Moin SD,
Stephen Dedalus hat geschrieben:Hi John,
ich muß hier noch einmal nachhaken.
Die Anglican Communion ist ein ecclesiologisch hochinteressantes Gebilde. Es ist richtig, daß sie eine Gemeinschaft von eigenständigen Provinzen oder Nationalkirchen ist. Aber als solche ist sie mehr als etwa der LWB oder vergleichbare andere konfessionelle Bünde. In ihrer Struktur steht sie zwischen zentralistischen Kirchen wie den Romkatholiken und konfessionellen Bünden wie LWB oder World Methodist Council. Das sieht man u. a. daran, daß es jeweils nur eine anglikanische Ortskirche geben kann (während zum Beispiel im LWB oder anderen Bünden durchaus mehrere Kirchen eines Landes vertreten sein können) und daß die AC andere "Instruments of Unity" ausgebildet hat, als dies die konfessionellen Bünde tun. Der Erzbischof von Canterbury ist ein Fokus der Einheit, wie ihn andere Konfessionsfamilien nicht kennen (ausgenommen die Orthodoxen). Dazu gehören auch die Primates Meetings und natürlich die Lambeth Conference als internationale anglikanische Bischofskonferenz.

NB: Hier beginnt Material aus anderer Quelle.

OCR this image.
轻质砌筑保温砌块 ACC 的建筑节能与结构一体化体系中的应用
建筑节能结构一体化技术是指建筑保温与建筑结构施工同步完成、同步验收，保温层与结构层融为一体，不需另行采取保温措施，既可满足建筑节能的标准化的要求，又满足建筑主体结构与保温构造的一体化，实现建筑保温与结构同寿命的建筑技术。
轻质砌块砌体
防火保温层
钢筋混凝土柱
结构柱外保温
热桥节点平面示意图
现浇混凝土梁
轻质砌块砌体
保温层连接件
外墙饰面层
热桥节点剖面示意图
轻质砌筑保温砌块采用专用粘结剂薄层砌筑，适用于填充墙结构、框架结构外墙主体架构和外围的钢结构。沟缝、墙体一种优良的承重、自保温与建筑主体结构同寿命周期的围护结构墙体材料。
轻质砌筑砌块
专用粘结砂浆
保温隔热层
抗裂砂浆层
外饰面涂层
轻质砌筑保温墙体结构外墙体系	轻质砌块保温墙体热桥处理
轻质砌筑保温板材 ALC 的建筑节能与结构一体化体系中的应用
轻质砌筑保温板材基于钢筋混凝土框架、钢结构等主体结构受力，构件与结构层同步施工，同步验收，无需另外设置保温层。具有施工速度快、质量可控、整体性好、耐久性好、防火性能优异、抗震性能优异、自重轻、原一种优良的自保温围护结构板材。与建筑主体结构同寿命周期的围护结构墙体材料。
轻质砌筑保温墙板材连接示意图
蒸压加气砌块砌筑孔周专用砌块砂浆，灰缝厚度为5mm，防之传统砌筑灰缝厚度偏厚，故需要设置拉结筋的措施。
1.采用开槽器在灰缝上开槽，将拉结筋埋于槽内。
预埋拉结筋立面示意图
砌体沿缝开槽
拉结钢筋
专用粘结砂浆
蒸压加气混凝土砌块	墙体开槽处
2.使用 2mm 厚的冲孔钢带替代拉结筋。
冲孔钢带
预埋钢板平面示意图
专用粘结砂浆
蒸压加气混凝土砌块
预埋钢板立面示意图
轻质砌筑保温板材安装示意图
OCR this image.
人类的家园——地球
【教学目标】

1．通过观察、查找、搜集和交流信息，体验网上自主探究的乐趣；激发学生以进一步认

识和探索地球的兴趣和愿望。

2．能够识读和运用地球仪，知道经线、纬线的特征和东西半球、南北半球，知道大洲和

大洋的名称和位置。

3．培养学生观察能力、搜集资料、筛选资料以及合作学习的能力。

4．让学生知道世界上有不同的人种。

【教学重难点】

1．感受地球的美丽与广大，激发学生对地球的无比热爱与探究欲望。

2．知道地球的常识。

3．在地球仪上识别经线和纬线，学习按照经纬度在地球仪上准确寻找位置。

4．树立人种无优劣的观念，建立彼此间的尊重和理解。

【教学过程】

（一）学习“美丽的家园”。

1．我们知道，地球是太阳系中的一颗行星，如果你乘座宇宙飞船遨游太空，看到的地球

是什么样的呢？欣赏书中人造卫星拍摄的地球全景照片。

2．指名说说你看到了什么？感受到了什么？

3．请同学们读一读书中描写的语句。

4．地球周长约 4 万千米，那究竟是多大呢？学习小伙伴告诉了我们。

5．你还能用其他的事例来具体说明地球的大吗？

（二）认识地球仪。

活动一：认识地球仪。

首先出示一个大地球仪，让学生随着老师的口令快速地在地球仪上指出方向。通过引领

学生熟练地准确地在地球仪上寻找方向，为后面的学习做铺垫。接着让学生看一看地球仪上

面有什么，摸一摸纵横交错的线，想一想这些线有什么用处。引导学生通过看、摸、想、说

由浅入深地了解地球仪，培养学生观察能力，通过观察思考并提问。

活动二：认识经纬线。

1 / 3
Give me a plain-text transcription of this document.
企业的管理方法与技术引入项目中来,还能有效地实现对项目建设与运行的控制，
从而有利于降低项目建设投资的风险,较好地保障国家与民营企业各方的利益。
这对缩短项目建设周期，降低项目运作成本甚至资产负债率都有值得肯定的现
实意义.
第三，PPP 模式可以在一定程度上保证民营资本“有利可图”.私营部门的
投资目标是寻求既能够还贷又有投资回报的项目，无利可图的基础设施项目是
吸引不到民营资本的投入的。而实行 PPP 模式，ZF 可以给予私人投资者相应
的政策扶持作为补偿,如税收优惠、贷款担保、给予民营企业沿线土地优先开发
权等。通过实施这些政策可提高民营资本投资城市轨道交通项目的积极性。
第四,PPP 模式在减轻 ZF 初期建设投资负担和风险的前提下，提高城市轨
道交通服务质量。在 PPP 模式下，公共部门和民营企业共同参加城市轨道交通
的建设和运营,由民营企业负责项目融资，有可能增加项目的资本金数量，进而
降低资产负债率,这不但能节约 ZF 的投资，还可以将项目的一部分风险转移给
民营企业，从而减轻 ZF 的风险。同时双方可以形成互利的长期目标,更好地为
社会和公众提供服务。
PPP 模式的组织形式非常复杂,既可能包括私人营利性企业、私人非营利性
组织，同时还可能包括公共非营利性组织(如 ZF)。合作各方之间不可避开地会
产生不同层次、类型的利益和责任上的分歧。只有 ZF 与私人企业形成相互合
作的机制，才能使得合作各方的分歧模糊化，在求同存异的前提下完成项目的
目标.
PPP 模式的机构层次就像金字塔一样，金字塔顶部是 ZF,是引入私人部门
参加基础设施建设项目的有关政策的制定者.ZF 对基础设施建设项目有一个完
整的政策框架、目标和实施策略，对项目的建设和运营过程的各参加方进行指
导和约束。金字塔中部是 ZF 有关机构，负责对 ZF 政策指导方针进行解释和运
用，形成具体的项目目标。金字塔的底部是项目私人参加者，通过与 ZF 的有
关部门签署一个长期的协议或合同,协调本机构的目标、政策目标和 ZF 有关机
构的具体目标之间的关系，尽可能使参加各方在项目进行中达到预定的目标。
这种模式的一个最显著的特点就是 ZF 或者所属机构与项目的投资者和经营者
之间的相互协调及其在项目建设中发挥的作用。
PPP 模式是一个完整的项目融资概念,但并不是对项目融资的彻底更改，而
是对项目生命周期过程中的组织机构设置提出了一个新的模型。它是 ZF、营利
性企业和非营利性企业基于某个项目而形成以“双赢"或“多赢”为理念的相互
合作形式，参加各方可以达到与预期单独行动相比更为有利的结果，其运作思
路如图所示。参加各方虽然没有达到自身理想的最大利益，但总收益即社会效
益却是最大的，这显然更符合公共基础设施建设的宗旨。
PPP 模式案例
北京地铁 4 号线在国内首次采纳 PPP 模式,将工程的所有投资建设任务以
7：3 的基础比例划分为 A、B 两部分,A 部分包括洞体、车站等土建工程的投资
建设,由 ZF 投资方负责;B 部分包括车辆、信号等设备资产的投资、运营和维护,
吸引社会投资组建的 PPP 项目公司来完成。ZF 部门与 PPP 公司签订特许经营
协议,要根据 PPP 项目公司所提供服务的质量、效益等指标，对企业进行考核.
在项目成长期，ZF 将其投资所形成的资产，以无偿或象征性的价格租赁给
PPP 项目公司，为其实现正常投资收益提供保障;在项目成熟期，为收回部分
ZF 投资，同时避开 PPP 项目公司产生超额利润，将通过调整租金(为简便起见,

Daß die Qualität der Beziehungen (ekklesiologisch betrachtet) in der Anglican Communion größer ist als in anderen konfessionellen Bünden, sieht man u.a. an den gegenwärtigen Schwierigkeiten, wo die Weihe von Gene Robinson in den USA als ein Bruch der Gemeinschaft mit massiven Konsequenzen betrachtet wird. Ein solches Szenario ist imho in anderen konfessionellen Bünden schwerlich vorstellbar. Sicher könnte es dort auch zu einem Ausschluß einzelner Mitgliedskirchen kommen, aber die ekklesiologische Tragweite scheint mir wesentlich geringer zu sein als in der Anglican Communion.
Ich empfehle zu diesem Thema sehr die Lektüre von Paul Avis' neuem Buch "The Identity of Anglicanism". Paul Avis ist sowas wie der anglikanische Chefekklesiologe, und er hat dazu einige interessante Dinge zu sagen.
Alles richtig, aber von einer "anglikanischen Kirche" zu sprechen ist letztendlich qualitativ falsch. (ECUSA ist eine anglikanische Kirche, die Church of England ist eine anglikanische Kirche, aber "die anglikanische Kirche" gibt es nicht.)
Die Anglican Communion ist zwar mehr als nur ein Bund, aber wir erheben erstens keinen Anspruch, "die" Kirche zu sein, und zweitens haben die Mitgliedskirchen deutlich mehr Freiheit und Spielraum als z.B. die Ortskirchen in der R K K. Wie gesagt, wir haben keine zentralen, übergreifenden rechtlichen Instanzen.
Der Vergleich mit der Orthodoxie kommt zwar eher hin -- eine Communio unter verschiedenen Nationalkirchen, die in ihren eigenen Angelenheiten autonomisch handeln, und die ihre institutionelle Einheit hauptsächlich über die Communio mit einem bestimmen primus inter pares definiert. Aber unsere institutionelle Einheit hat wiederum eine andere, mildere Qualität als die der Orthodoxie.
Cheers,
John
Der Beweis, dass Gott einen Sinn für Humor hat: Er hat die Menschheit geschaffen.